The first meeting took place at Warwick University on 18–19 April 1996. With approximately 250 delegates, the meeting was a huge success and there was massive support for the Society and the annual meetings to continue. Positive features included:

- Obstetricians were pleased to have their own identity
- The size of the attendees was such that there could be effective ‘networking’ and all the oral presentations could be attended by all the delegates
- The four half day sessions covering Fetal Medicine, Maternal Medicine, Labour and Delivery and Postnatal and Pregnancy Outcome meant that there was ‘something for everybody’
- The deliberate plan to have an approximate 50:50 split between science and clinical material
- The high quality of the presentations,

==Core activities and responsibilities==
===Research===
BMFMS does not have a formal research group but rather provides input into a number of clinical study groups (CSGs). This decision has been made because of major developments in the UK aimed at facilitating the conduct of high quality clinical trials and other well designed studies. Our committee has a strong representation within the UK Clinical Research Collaboration (UKCRC) and has been a leading driver in conjunction with the RCOG in the development of the National Reproductive Health Research Network (NRHRN) and a number of ‘pregnancy related’ CSGs

Professor Steve Thornton a member of the BMFMS Organising Committee (2004–2010) was instrumental in setting up the first CSG, the Preterm Birth CSG which the BMFMS provided initial funding for. The CSGs aim to set the national research agenda and to critically appraise and support research projects within the study group theme. The different CSGs within pregnancy care are:

- Fetal Medicine CSG (Sponsored by BMFMS)
- Intrapartum Care CSG (sponsored by BMFMS)
- Maternal Medicine CSG (Including Hypertensive disease)
- Preterm birth CSG (Sponsored by BAPM and Action Medical Research)
- Stillbirth CSG

All clinical research which is funded by a UKCRC partner (and this includes most UK national funding organisations who fund research through open national competition, including most research charities) are eligible for their study to be adopted on to the National Institute for Health and Care Research Clinical Research Network (NIHR CRN) Portfolio database. This is a database of all on-going studies giving information about the study and contact details of the investigators, as well as up-to-date recruitment information. General guidance about this national initiative can be found on the NIHR CRN's Portfolio website.

===Trainees / students===
The goal of the BMFMS is to improve standards of pregnancy care and trainees have a vital role to play in achieving this. The two trainee representatives on the BMFMS committee endorse trainees’ views and promote ways in which the society can support their needs. The BMFMS can help provide support, training, mentorship, as well as funding for research and travel grants. The trainee representatives want to ensure trainees and medical students benefit from society membership, become fully involved in society activities and can contribute to its success.

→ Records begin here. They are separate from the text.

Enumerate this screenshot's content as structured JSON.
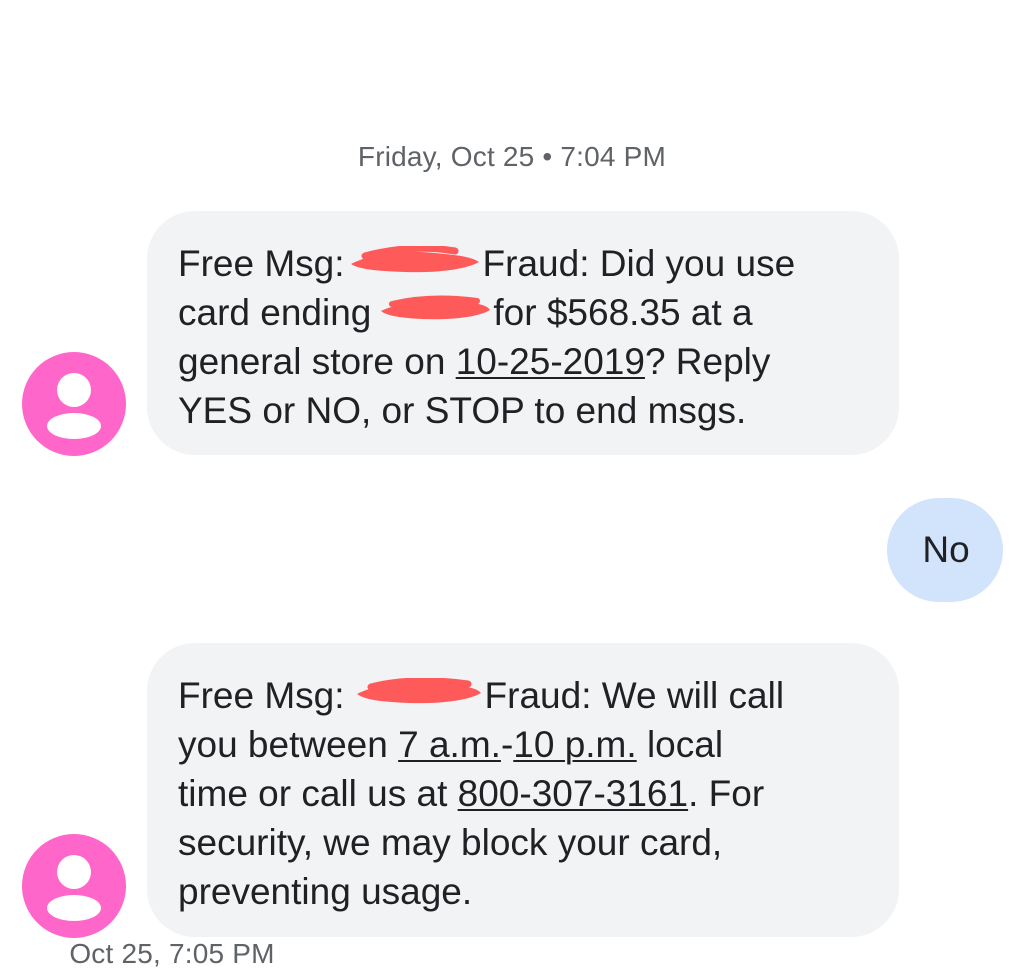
{
  "conversation": {
    "timestamps": [
      "Friday, Oct 25 • 7:04 PM",
      "Oct 25, 7:05 PM"
    ],
    "messages": [
      {
        "direction": "incoming",
        "avatar_icon": "person-icon",
        "lines": [
          {
            "pre": "Free Msg:",
            "post": "Fraud: Did you use"
          },
          {
            "pre": "card ending",
            "post": "for $568.35 at a"
          },
          {
            "pre": "general store on ",
            "link": "10-25-2019",
            "post": "? Reply"
          },
          {
            "text": "YES or NO, or STOP to end msgs."
          }
        ]
      },
      {
        "direction": "outgoing",
        "text": "No"
      },
      {
        "direction": "incoming",
        "avatar_icon": "person-icon",
        "lines": [
          {
            "pre": "Free Msg:",
            "post": "Fraud: We will call"
          },
          {
            "pre": "you between ",
            "link1": "7 a.m.",
            "mid": "-",
            "link2": "10 p.m.",
            "post": " local"
          },
          {
            "pre": "time or call us at ",
            "link": "800-307-3161",
            "post": ". For"
          },
          {
            "text": "security, we may block your card,"
          },
          {
            "text": "preventing usage."
          }
        ]
      }
    ]
  },
  "colors": {
    "incoming_bubble": "#f1f3f4",
    "outgoing_bubble": "#d2e3fc",
    "avatar": "#ff66c9",
    "redaction": "#ff5a5a",
    "timestamp_text": "#5f6368",
    "message_text": "#202124"
  }
}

The trainee representative play and active role in committee meetings and the organisation of the conference. They are also involved on an annual basis in the RCOG careers fair which provides junior doctors and medical students with the opportunity to explore the career opportunities afforded by obstetrics and gynaecology.

The trainee representatives are initially elected to a three-year term of office. Any trainee who is a member of the BMFMS can stand for election in this position.